Il attribue notamment au fuath des caractéristiques telles qu’une crinière et une queue, bien que celles-ci semblent plutôt concerner une descendance humaine supposée issue d’une union avec un fuath, selon une rumeur liée à la famille Munroe[7],[8].

Par ailleurs, bien qu’il soit souvent affirmé que le fuath local porte des vêtements verts, une autre description mentionne une « femme étrange » vêtue d’habits dorés et soyeux, aperçue plongeant dans la rivière Shin par un garde-chasse de la famille de Charlotte Dempster[9].

Un fuath (orthographié ici fua) apparaît dans le conte « Le Fils du roi d'Irlande ». Dans ce récit, la créature émerge d’un plan d’eau et tente de voler l’enclume de Goban Saor, artisan mythique. Le fils du roi lutte contre elle durant trois nuits afin de gagner la faveur de Goban Saor.

Le récit intitulé « Le Brollachan », ainsi que plusieurs variantes, est collecté en 1859 par Charlotte Dempster et transmis à John Francis Campbell. Ces histoires se déroulent dans des lieux du domaine des Dempster, également appelé Skibo[9],[10]. Charlotte Dempster est par ailleurs apparentée à cette famille.

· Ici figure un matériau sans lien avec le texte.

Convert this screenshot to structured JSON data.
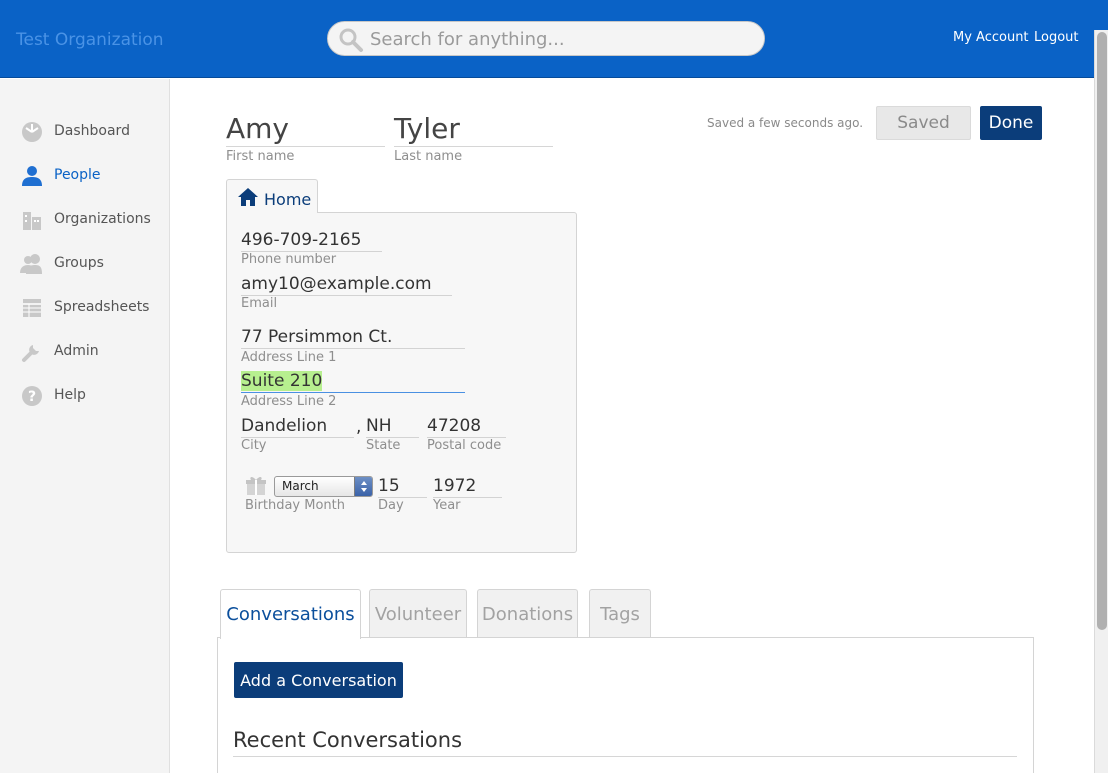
{
  "header": {
    "org_name": "Test Organization",
    "search_placeholder": "Search for anything...",
    "my_account": "My Account",
    "logout": "Logout"
  },
  "sidebar": {
    "items": [
      {
        "label": "Dashboard",
        "icon": "dashboard-icon",
        "active": false
      },
      {
        "label": "People",
        "icon": "person-icon",
        "active": true
      },
      {
        "label": "Organizations",
        "icon": "building-icon",
        "active": false
      },
      {
        "label": "Groups",
        "icon": "group-icon",
        "active": false
      },
      {
        "label": "Spreadsheets",
        "icon": "spreadsheet-icon",
        "active": false
      },
      {
        "label": "Admin",
        "icon": "wrench-icon",
        "active": false
      },
      {
        "label": "Help",
        "icon": "help-icon",
        "active": false
      }
    ]
  },
  "person": {
    "first_name": "Amy",
    "first_name_caption": "First name",
    "last_name": "Tyler",
    "last_name_caption": "Last name"
  },
  "status": {
    "saved_message": "Saved a few seconds ago.",
    "saved_button": "Saved",
    "done_button": "Done"
  },
  "home": {
    "tab_label": "Home",
    "phone": "496-709-2165",
    "phone_caption": "Phone number",
    "email": "amy10@example.com",
    "email_caption": "Email",
    "address1": "77 Persimmon Ct.",
    "address1_caption": "Address Line 1",
    "address2": "Suite 210",
    "address2_caption": "Address Line 2",
    "city": "Dandelion",
    "city_caption": "City",
    "comma": ",",
    "state": "NH",
    "state_caption": "State",
    "postal": "47208",
    "postal_caption": "Postal code",
    "birth_month": "March",
    "birth_month_caption": "Birthday Month",
    "birth_day": "15",
    "birth_day_caption": "Day",
    "birth_year": "1972",
    "birth_year_caption": "Year"
  },
  "tabs": [
    {
      "label": "Conversations",
      "active": true
    },
    {
      "label": "Volunteer",
      "active": false
    },
    {
      "label": "Donations",
      "active": false
    },
    {
      "label": "Tags",
      "active": false
    }
  ],
  "conversations": {
    "add_button": "Add a Conversation",
    "recent_title": "Recent Conversations"
  },
  "colors": {
    "header_blue": "#0a62c6",
    "primary_button": "#0b3d7a",
    "highlight": "#b7ef8f"
  }
}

  • (1) JF Campbell éd. (1860) "Le Brollachan" ( Contes populaires II, Conte #37) ; Charlotte Dempster éd. (1888) "Le Brolachan MacVaugh" (Sutherlandshire, Moulin na Gleannan "Mill of the Glenn")
Le brollachan, fils d’un fuath, possède des yeux et une bouche mais un corps informe[note 4]. Il ne peut prononcer que deux expressions : « moi-même » et « toi-même » (mi-phrein et tu-phrein). Dans une version du récit, il est brûlé par un homme infirme vivant près du moulin, mais se révèle incapable de désigner correctement son agresseur en raison de son vocabulaire limité[11],[2].
Le brollachan gisait au moulin lorsque Murray, l'« Allay na Moulin », le mendiant infirme qui vivait près du moulin, vint attiser le feu avec de la tourbe, lui causant des brûlures. Mais, faute de vocabulaire suffisant, la créature ne put prononcer correctement le nom de son agresseur.
  • (2) JF Campbell éd. (1860) « Moulion na Fouadh » ; Dempster éd. (1888) "Le Vaugh de Moulinna Vuagha" (Sutherland, same mill as above.)
Un homme d’Inveran parie qu’il peut capturer la créature du moulin, décrite comme un kelpie (également appelé vough ou vaugh). Aidé d’un chien au museau noir, il parvient à la maîtriser et à l’attacher à un cheval. Lors de la traversée d’un cours d’eau, la créature s’agite ; l’homme la contraint à l’obéissance en la piquant avec une alêne puis une aiguille à coudre, cette dernière étant jugée plus efficace. Exposée à la lumière, la créature se transforme en une masse gélatineuse informe.
  • (3) JF Campbell éd. (1860), variante sans titre ; Dempster éd. (1888) « La Banshee, ou Vaugh, ou la Femme étrange de l’eau » (Sutherland, same mill as above.) [note 5]
Dans le moulin hanté par le brollachan, une banshee est aperçue : elle possède des cheveux jaunes semblables à du blé mûr et porte une robe de soie verte, mais elle est dépourvue de nez.
  • (4) JF Campbell éd. (1860), variante sans titre ; Dempster éd. (1888) « Le Kelpie à pattes palmées » (Sutherland, Dempster family sheep farm.) [note 6]
Sur une ferme appartenant à la famille Dempster, un berger découvre une banshee sale et blessée et la transporte sur son dos. Il remarque ensuite qu’elle possède des pieds palmés, ce qui le pousse à la rejeter et à abandonner le manteau sur lequel elle reposait.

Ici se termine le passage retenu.